La robe rouge
J’ai lu « La servante écarlate » de Margaret Atwood, au programme du bac cette année. Ça m’a remis en mémoire une autre dystopie (le contraire d’une utopie) bien plus ancienne : « Ravage » de René Barjavel. Curieusement, dans les sociétés décrites dans ces deux livres, certaines femmes sont tenues de porter une robe rouge.
Margaret Atwood publie son roman en 1985, elle y met en scène à peu près toutes les horreurs dont sont capables les sociétés totalitaires : les pendaisons en groupe, les enfants volés, l’interdiction de l’apprentissage de la lecture, la restriction du droit à la propriété, la captation des biens par la classe dirigeante et la transgression par celle-ci des règles qu’elle impose au vulgum pecus. Dieu cautionne l’oppression. Et la guerre reste indispensable.
Dans le roman de Margaret Atwood les femmes ne sont pas toutes des servantes en robe rouge destinées à la procréation, elles participent à tous les niveaux du pouvoir, mais à titre décoratif semble-t-il, comme la femme du « Commandant ». La servante écarlate n’est rien d’autre qu’une mère porteuse. Elle est fécondée par le mari, couchée entre les cuisses de l’épouse stérile et elle accouche entre ses jambes sur une « Chaise d’accouchement ». Déjà dans la Bible, après Sarah, Rachel (La Genèse 30 1-3) : « Rachel dit à Jacob : “Fais-moi avoir aussi des enfants ou je meurs ! […] Voici ma servante Bilha. Va vers elle et qu’elle enfante sur mes genoux, par elle j’aurai moi aussi des enfants”. »

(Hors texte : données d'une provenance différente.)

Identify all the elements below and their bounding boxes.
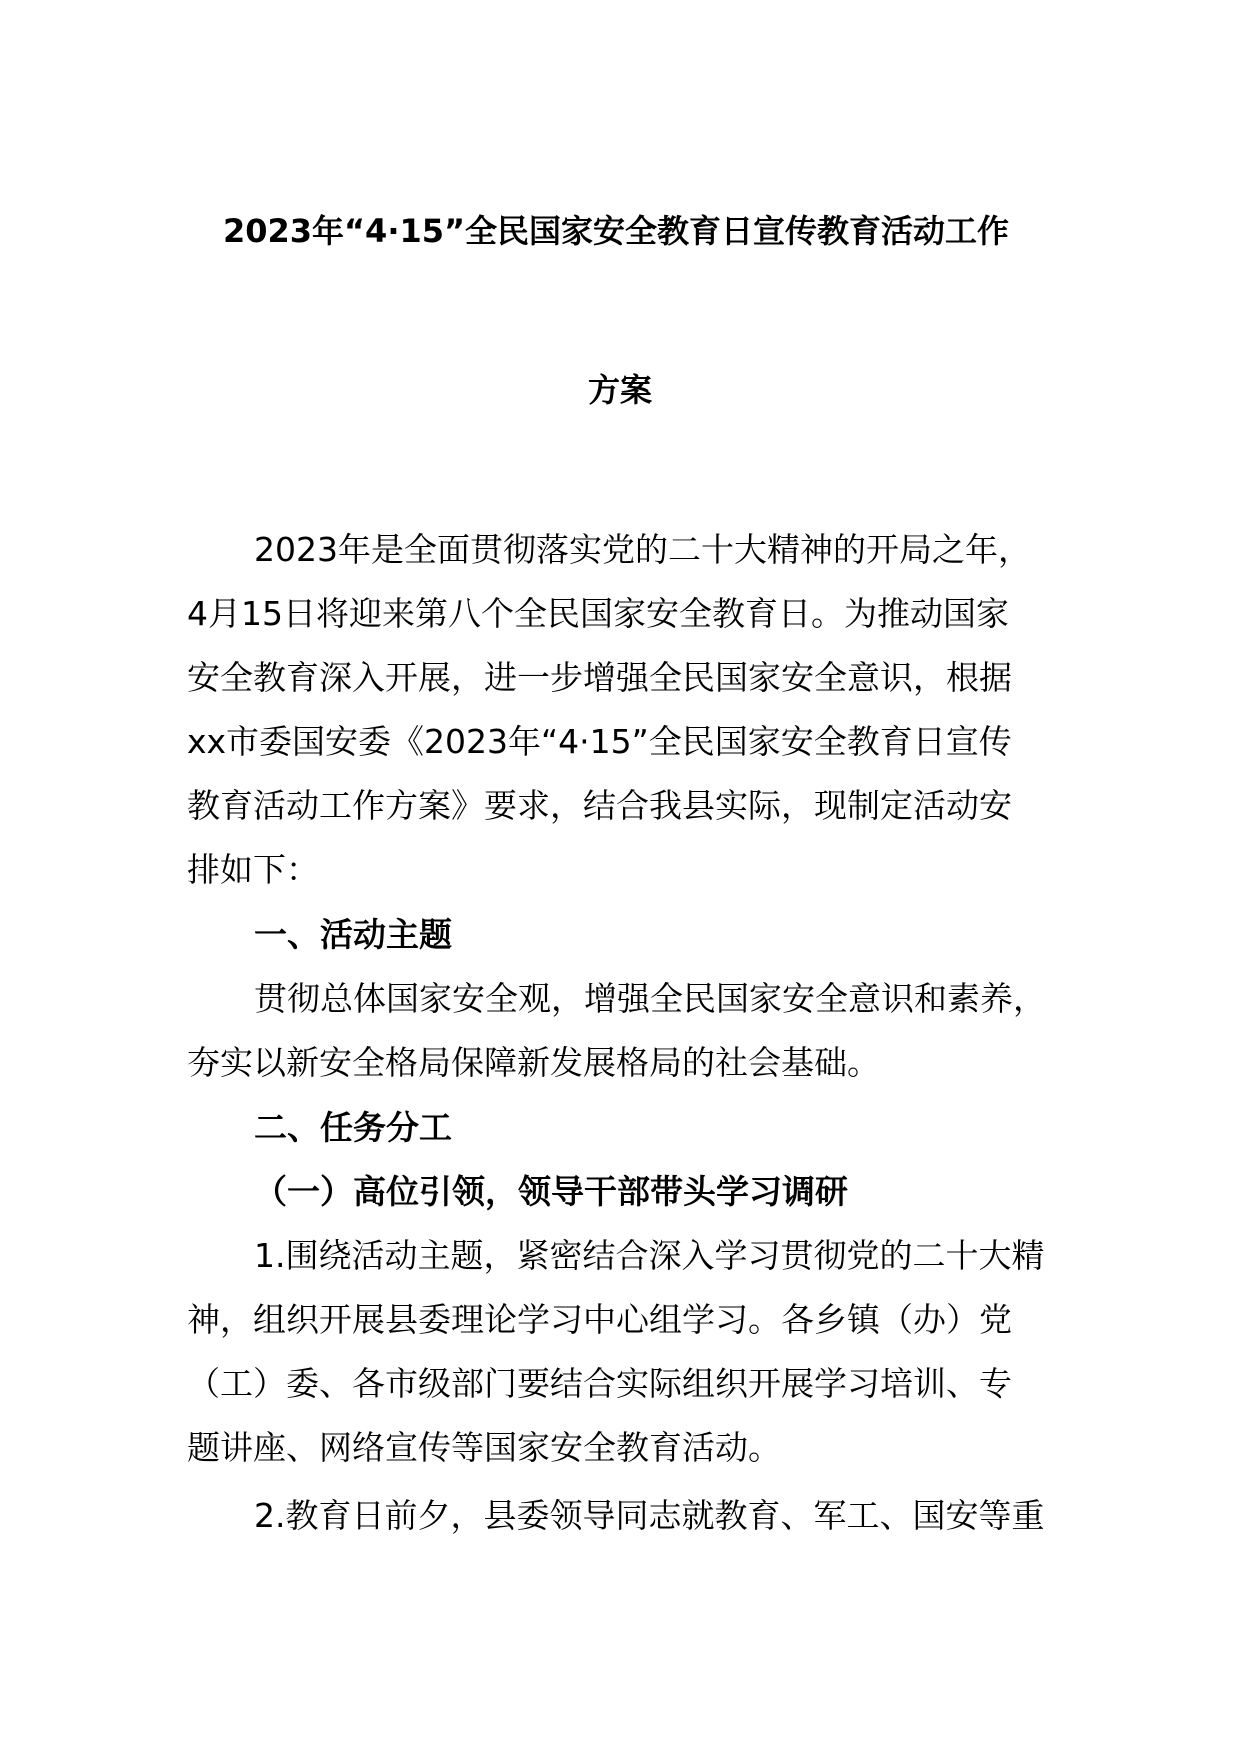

Il faut se souvenir que Barjavel écrit « Ravage » en 1942 en pleine guerre mondiale. La quasi-totalité du roman décrit une suite de massacres, de destructions et d’incendies. Le héros, François, tue sans état d’âme à coups de hache, le veilleur qui s’est endormi, mettant ses compagnons en danger. C’est lui qui fonde la société d’après-guerre. Les hommes décimés sont quatre fois moins nombreux que les femmes. Il faut vite faire des enfants. À cent-vingt-neuf ans il remplace sa septième femme par une fillette de dix-huit ans qui quelques mois plus tard, revêt la robe rouge des femmes enceintes.
François règne sur la région Alpes-côte d’Azur. Il impose la polygamie. « Les plus mous [des hommes] durent acquérir du caractère pour faire régner la paix entre leurs femmes. » Le chef lui, honore une de ses épouses chaque jour, la préférée passe le dimanche, la plus moche « se rase la moustache le vendredi » (jour de pénitence ?). Il limite le droit de propriété en interdisant à un homme de posséder plus de terre qu’il n’en puisse faire le tour à pied en une journée (la plus longue de l’été quand même).Tous les livres sont brûlés (sauf les livres de poésie) et seuls les chefs de village sauront écrire. Le père choisit l’époux de sa fille pour créer « une race de maîtres ». Le machinisme honni est proscrit dans tous les domaines (Barjavel le considère comme la cause de tous les maux, un de des fils de François paiera de sa vie d’avoir construit une espèce d’automobile).
Margaret Atwood en 1985 dénonce le totalitarisme machiste qui persiste dans nos sociétés et qui risque toujours de s’imposer sous la pression des hommes, avec la complicité des religions. Barjavel préfère la paix de la dictature des mâles aux massacres de la guerre. Le patriarche règne avec l’aide de Dieu. Travail et famille, il ne manque plus que la patrie pour que le maréchal Pétain soit totalement satisfait. L’important c’est de faire des enfants. Il y a probablement quelque ironie sournoise dans « Ravage ». Barjavel n’aurait pas pu décrire un monde libertaire né de la guerre. Il aurait surement été censuré.
La robe rouge dans beaucoup de civilisations est la robe de mariée. Les symboles qui s’attachent au rouge sont bien trop nombreux, aussi je m’arrêterai là.